When, finally, the shift was over, the arrival process would be reversed and the exhausted men would clamber aboard their man riders and the lifts and a swift and numbing ride up to the real world again.
The showers were rows of open cubicles – with no modesty required nor any requested – and slowly but steadily, the black was scrubbed from their skin.
Finally, clean and dressed, the miners would emerge into the daylight and then trudge through the pit gates, their pace quickening as they grew closer to the ‘Toot’. They might have washed away the coal dust from their bodies in the showers but there was only one thing that could wash out the detritus from their throats.
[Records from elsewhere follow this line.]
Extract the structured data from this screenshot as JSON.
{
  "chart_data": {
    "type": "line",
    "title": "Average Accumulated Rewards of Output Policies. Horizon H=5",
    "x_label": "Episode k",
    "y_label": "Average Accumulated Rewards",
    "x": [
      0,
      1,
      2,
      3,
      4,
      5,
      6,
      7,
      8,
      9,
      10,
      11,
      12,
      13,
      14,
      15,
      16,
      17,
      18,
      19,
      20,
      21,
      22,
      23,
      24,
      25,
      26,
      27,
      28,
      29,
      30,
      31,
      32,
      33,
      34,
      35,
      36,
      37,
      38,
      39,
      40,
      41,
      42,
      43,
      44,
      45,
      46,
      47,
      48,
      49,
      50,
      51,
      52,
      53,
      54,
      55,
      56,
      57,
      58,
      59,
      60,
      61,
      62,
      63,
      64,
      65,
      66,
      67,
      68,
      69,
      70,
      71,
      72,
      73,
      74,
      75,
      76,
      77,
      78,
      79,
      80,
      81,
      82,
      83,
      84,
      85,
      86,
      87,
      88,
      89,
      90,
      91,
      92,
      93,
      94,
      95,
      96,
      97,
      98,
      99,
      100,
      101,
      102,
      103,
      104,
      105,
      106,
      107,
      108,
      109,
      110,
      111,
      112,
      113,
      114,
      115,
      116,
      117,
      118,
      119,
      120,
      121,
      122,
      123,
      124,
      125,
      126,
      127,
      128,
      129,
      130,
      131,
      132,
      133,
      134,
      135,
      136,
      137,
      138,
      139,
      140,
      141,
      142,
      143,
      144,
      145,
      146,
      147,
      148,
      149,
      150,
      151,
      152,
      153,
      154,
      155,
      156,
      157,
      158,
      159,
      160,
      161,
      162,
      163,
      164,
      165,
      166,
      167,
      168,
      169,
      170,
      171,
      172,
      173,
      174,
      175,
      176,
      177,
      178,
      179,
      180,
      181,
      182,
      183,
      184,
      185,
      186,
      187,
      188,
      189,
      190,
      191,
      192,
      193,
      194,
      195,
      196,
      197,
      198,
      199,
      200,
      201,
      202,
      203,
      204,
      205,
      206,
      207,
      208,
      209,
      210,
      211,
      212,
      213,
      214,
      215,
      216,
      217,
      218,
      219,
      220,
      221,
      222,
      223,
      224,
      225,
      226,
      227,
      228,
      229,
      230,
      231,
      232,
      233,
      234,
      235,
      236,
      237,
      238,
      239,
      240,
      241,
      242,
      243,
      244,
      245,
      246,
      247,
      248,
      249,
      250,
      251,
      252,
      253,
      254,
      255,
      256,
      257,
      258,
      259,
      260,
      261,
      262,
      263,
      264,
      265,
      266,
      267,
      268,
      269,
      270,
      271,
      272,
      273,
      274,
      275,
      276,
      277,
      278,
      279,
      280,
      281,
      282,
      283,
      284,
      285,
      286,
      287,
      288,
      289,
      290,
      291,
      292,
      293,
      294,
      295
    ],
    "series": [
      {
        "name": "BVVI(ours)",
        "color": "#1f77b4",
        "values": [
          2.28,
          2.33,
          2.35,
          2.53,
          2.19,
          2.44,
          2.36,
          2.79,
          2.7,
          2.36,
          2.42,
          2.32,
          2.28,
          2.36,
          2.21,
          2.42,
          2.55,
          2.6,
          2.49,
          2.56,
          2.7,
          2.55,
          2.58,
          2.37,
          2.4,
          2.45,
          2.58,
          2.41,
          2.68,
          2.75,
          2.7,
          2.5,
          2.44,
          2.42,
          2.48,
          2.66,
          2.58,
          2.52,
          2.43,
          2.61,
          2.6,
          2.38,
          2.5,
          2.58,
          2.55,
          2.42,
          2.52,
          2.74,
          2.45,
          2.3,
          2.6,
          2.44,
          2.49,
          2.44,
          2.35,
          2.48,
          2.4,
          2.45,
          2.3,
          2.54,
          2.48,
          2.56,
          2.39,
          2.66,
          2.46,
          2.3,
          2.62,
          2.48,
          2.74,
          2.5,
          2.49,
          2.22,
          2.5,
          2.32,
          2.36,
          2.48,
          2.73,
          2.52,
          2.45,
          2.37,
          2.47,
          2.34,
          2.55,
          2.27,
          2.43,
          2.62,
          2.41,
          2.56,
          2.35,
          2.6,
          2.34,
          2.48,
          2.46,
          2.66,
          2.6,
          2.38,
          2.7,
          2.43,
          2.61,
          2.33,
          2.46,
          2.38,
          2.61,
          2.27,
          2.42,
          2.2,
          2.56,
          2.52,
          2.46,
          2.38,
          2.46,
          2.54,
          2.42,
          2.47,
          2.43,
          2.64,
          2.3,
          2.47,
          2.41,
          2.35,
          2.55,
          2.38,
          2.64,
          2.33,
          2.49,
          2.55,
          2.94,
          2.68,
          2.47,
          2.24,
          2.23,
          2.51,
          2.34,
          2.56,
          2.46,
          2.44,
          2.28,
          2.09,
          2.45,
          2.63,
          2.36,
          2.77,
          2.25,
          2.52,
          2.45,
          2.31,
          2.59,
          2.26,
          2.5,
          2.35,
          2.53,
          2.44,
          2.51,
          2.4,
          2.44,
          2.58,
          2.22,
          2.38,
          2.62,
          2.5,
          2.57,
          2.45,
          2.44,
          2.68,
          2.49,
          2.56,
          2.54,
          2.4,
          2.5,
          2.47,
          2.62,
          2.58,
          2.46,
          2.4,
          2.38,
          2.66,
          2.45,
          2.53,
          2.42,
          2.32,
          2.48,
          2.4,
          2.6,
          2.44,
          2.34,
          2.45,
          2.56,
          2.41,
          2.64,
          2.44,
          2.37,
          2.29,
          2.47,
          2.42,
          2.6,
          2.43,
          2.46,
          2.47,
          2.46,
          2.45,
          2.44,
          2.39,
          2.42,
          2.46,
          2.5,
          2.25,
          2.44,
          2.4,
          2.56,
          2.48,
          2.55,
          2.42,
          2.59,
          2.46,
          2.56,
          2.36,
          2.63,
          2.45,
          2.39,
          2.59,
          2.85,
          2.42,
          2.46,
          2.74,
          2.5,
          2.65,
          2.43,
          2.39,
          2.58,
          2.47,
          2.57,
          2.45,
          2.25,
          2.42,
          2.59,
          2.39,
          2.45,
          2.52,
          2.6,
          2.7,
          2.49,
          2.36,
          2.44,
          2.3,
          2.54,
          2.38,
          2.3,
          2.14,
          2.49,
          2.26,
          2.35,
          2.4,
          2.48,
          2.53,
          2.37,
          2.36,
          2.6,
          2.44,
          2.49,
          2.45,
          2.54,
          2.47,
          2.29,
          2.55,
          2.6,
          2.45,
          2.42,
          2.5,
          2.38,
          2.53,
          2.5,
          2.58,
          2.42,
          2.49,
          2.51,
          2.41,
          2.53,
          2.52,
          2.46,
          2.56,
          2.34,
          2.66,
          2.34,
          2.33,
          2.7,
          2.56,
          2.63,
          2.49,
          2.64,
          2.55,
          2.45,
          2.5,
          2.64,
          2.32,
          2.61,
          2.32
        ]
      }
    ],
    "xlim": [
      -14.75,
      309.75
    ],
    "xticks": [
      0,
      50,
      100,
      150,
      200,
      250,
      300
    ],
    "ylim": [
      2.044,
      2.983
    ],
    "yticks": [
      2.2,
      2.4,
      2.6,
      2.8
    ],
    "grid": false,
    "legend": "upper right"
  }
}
The Tute was not large but somehow it could accommodate the entire shift in the side room. There was never any competition for seats as, being creatures of habit, each miner would take his ale at his usual table.
Over there, in the seat beside the fire, I can see old lou, warming his body before the fire and sharing the gossip with anyone and everyone who would listen.
Over by the window are the Hedley twins and their father.
Leaning against the bar are Frank and Freddie in their ever optimistic but equally fruitless pursuit of the barmaid Maisie.
There’s my own seat, by the other window, where I can feast my eyes on the open spaces of the real world and ease my exhausted eyes back to some s
emblance of normality again. However, there’s nowhere near as many sitting there as there used to be – we have lost far too many. Too many have surrendered to Silicosis, to old age and to migration, with the prospect of employment elsewhere.
But now the Toot is empty and the doors are all padlocked closed and the dust is covering every surface. I watch as the shadowy figures of old comrades finish their pints and drift slowly out and away to God alone knows where and I am left alone, paying my last respects to The Toot, a dear old friend.
The locked door is no barrier to me as I pass through its tired old timbers and fade into the streets . . . the empty streets of a mining town which imploded on the 3rd of March 1985 . . .
Who was it who sang: ‘The iron will and the iron hand, in England’s green and pleasant land?’